Multimodal artificial intelligence models for liver fibrosis staging: a scoping review.
Authors
Affiliations (3)
Affiliations (3)
- Department of Gastroenterological Surgery I, Hokkaido University Graduate School of Medicine, Sapporo, Japan.
- Department of Diagnostic Imaging, Hokkaido University Graduate School of Medicine, Sapporo, Japan.

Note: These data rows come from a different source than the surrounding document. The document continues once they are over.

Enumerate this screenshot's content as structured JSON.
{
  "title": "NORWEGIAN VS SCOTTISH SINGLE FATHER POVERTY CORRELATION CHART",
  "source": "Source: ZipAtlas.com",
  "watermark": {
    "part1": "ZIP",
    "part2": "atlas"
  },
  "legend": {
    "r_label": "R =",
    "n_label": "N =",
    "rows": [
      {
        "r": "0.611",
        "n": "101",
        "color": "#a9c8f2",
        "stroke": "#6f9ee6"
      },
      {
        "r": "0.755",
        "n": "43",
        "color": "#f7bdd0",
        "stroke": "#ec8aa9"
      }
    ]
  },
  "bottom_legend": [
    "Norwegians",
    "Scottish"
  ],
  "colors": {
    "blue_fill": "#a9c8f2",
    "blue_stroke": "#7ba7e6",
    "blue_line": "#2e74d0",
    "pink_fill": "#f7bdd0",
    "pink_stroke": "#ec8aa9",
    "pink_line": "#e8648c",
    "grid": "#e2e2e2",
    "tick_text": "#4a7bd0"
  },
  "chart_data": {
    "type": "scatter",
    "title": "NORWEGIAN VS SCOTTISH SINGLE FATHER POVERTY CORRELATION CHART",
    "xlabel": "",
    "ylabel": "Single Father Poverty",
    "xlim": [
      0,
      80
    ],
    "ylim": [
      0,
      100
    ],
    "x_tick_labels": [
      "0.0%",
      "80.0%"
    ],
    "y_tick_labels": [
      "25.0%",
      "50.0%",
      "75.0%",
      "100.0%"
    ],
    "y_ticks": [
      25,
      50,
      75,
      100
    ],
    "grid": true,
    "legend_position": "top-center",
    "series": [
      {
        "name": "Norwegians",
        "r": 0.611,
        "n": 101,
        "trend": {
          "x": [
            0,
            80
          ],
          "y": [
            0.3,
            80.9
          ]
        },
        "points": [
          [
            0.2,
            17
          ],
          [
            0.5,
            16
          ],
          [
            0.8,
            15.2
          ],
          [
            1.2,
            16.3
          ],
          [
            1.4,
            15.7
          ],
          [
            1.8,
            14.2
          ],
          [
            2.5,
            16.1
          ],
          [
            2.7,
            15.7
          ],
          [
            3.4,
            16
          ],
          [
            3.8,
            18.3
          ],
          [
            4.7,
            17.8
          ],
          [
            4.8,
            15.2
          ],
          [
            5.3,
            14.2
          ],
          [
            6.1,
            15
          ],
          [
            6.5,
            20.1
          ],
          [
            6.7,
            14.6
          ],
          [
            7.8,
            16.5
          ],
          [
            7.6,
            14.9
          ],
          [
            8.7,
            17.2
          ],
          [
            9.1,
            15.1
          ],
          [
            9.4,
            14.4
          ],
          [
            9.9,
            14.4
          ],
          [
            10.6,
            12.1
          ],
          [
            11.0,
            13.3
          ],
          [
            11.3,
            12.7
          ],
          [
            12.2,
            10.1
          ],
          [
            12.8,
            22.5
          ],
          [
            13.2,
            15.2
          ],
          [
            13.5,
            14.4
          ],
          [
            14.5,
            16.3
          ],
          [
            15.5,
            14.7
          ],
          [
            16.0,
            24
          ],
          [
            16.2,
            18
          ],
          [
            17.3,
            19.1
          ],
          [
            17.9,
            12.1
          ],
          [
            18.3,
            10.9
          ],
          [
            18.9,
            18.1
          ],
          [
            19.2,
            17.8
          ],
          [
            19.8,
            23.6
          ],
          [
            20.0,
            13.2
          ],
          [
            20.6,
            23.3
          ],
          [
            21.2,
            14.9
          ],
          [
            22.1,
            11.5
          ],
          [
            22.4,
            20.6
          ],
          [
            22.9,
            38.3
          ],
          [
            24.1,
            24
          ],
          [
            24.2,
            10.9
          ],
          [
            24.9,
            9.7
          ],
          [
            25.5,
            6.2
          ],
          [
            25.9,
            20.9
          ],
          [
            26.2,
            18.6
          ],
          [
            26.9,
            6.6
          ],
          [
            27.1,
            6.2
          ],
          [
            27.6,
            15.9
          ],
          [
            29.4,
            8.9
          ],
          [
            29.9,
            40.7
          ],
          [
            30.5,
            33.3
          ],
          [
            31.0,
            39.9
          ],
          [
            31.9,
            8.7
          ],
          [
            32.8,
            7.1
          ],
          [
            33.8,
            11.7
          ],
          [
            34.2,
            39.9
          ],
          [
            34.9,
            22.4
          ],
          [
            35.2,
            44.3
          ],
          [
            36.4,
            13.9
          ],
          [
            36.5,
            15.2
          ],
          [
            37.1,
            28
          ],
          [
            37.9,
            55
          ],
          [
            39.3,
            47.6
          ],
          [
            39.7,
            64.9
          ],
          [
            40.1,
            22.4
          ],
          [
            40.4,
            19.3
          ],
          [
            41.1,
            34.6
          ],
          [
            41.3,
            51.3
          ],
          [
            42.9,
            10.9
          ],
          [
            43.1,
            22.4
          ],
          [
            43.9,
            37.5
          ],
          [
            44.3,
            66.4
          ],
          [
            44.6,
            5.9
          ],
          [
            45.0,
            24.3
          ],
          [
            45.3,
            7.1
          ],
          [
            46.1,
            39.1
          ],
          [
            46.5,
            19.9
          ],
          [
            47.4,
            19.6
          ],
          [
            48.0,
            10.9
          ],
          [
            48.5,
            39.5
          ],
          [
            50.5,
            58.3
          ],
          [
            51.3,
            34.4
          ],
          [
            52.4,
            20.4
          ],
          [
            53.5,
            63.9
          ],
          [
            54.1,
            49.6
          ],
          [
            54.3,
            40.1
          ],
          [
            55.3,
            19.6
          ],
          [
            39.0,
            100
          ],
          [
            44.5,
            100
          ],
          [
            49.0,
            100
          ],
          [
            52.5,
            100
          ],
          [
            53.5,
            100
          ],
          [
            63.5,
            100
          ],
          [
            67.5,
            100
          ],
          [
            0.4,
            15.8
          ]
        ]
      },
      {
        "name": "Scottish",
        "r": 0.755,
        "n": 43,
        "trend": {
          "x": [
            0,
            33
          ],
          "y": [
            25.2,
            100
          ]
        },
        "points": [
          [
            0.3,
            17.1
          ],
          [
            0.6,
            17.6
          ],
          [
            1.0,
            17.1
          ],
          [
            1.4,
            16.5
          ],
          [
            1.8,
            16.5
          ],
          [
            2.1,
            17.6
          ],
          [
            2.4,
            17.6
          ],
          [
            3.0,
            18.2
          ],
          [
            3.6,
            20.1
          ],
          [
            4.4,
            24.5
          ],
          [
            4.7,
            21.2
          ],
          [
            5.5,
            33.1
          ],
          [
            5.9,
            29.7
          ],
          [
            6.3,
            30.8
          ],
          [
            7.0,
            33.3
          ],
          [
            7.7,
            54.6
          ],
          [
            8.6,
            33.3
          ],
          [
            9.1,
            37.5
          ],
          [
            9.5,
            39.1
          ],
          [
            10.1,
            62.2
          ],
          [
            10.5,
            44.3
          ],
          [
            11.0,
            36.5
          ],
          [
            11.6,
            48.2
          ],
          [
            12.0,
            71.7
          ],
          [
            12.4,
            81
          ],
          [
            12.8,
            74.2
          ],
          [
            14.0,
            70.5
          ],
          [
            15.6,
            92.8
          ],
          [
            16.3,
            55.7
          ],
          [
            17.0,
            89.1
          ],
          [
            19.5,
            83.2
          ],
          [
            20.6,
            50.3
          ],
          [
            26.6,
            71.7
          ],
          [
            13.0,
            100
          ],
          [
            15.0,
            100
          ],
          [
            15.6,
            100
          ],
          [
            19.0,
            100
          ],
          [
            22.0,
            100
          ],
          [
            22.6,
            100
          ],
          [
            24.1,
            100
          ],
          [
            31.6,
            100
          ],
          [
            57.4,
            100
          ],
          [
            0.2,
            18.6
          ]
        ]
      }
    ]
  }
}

- Department of Gastroenterological Surgery I, Hokkaido University Graduate School of Medicine, Sapporo, Japan. [email protected].
Abstract
Multimodal artificial intelligence (AI) approaches integrating heterogeneous data sources represent an emerging frontier in liver fibrosis assessment. However, use of multimodal AI for liver fibrosis staging has been only preliminarily explored, and the existing evidence is constrained by substantial methodological gaps. This scoping review aimed to comprehensively map the current evidence on multimodal AI models that integrate medical imaging with other data categories for predicting liver fibrosis stage. Following the Joanna Briggs Institute methodology and PRISMA-ScR guidelines, we searched MEDLINE, Web of Science, CENTRAL, and IEEE Xplore on August 12, 2025. Studies developing AI or machine learning models for liver fibrosis prediction integrating at least one imaging modality with heterogeneous data categories (e.g., clinical parameters or serum biomarkers) were included. Three reviewers independently screened records, and extracted data were independently verified by two additional reviewers. Of 2,849 records, 21 studies met the eligibility criteria, yielding 34 distinct multimodal AI models. Research was geographically concentrated in China (81%) and predominantly focused on hepatitis B-related liver disease. CT-based radiomics combined with serum biomarkers represented the most common approach, whereas deep learning architectures were less frequently applied. Across 107 AUC evaluations, the median AUC was 0.890 (interquartile range 0.850-0.925). External-validation AUCs (12 evaluations from 6 studies) ranged 0.808-0.990; 3 internal-test AUCs from a single study fell below 0.70. However, external validation was reported for only 20.6% of models, with calibration and decision curve analysis reported in 23.1% and 24.1% of evaluations, respectively. This scoping review revealed a nascent field with encouraging diagnostic performance but with substantial gaps in external validation, calibration reporting, and clinical utility assessment. Future research should prioritize methodologically rigorous validation and evaluate the impact on clinical decision-making.